By Catherine Tsai
Denver (AP) — The Upper Scioto Valley School District in Ohio, battered by a slowdown at a nearby Ford Motor Co. plant, wanted to explore alternative energy when planning to fix its budget and create jobs.
The district had a square mile of land on which it could put wind turbines and tap some of the best wind resources in the state. It just needed the money.
That’s where Boulder, Colo.-based NexGen Energy Partners came in.
NexGen builds and maintains on-site wind and solar systems for customers, sparing them construction and maintenance costs. Using renewable energy grants and credits to defray costs, the company makes money selling power to customers over long-term contracts.
NexGen erected two, 100-kilowatt turbines for Upper Scioto Valley schools, which paid $35,000 for some of the power and an engineering fee, Assistant Superintendent Jim Bowser said.

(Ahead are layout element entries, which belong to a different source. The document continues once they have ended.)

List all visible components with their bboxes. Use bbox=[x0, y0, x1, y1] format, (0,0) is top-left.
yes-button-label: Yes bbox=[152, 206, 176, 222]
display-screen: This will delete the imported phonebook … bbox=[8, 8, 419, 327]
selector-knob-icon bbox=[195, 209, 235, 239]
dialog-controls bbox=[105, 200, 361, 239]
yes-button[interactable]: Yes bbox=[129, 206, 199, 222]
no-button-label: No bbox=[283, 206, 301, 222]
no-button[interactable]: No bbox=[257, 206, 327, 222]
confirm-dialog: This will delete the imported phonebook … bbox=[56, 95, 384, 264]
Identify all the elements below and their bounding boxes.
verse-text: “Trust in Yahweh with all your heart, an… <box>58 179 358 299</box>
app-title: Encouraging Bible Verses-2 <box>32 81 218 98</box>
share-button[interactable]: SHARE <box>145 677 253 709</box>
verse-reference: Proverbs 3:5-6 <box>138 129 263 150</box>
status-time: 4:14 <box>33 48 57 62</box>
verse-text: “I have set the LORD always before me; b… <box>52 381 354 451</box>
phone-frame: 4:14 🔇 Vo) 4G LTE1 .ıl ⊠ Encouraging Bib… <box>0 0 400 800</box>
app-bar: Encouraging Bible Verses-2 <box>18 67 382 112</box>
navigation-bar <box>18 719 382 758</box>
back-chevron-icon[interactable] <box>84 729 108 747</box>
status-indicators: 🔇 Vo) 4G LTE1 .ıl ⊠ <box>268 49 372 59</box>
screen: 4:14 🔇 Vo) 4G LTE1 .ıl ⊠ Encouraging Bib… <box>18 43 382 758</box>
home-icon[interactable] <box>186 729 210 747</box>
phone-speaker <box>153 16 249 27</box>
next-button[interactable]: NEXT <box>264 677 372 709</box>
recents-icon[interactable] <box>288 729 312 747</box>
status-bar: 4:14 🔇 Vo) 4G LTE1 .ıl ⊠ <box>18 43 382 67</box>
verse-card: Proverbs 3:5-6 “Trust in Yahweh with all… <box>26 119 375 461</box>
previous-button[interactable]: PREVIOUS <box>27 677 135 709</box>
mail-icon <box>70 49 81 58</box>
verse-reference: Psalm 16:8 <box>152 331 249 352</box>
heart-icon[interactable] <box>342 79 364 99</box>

The district projects the turbines will save it about $1.7 million in 15 years on utility bills.
“Are we breaking even? You bet,” Bowser said.
The district wants to add more turbines and a solar power system. It also could turn biomass into energy with other corporate partners.
Having someone else build a renewable energy system and buying just the power is becoming more common for nonprofit groups, businesses and local governments. The model makes the most sense when customers own the properties, pay high utility rates for conventional power, and when projects can qualify for incentives or tax credits.
Schools and other government entities don’t qualify for tax credits, but 14 states let third parties that aren’t a regulated utility sell power, according to the Database of State Incentives for Renewable Energy.
“It’s the only way government incentives can effectively be used,” said MP2 Capital CEO Mark Lerdal. The San Francisco-based solar project developer has a power purchase agreement with the city-owned Denver International Airport, where MP2 owns and operates a new solar power system.
There are other options for minimizing costs. Eighteen states allow loan programs in which homeowners or businesses pay off a solar project over time through a special assessment on property, according to DSIRE.
The key for NexGen is finding projects it can build on site, with no need for complex transmission systems to deliver power.
“If we can deliver energy on site, whether it’s a school, college or small town, all that infrastructure is already in place,î said NexGen President John Brown, formerly of the National Renewable Energy Laboratory in Golden, Colo. We just have to bring in the actual equipment.”
For years, Eldorado Artesian Springs Inc. in Louisville, Colo., wanted to add renewable energy, but paying about $400,000 to install solar panels was never an option, Chief Financial Officer Cathy Shoenfeld said.
NexGen has provided Eldorado with solar panels that should generate close to half of the bottled water company’s electricity needs. Under a multiyear contract, NexGen will sell the power to the company at rates comparable to what the utility Xcel Energy charges.
“It’s not going to cost us any more than what we would pay for power from Xcel,” Shoenfeld said. “In a situation like this, there’s really not a lot of risk.”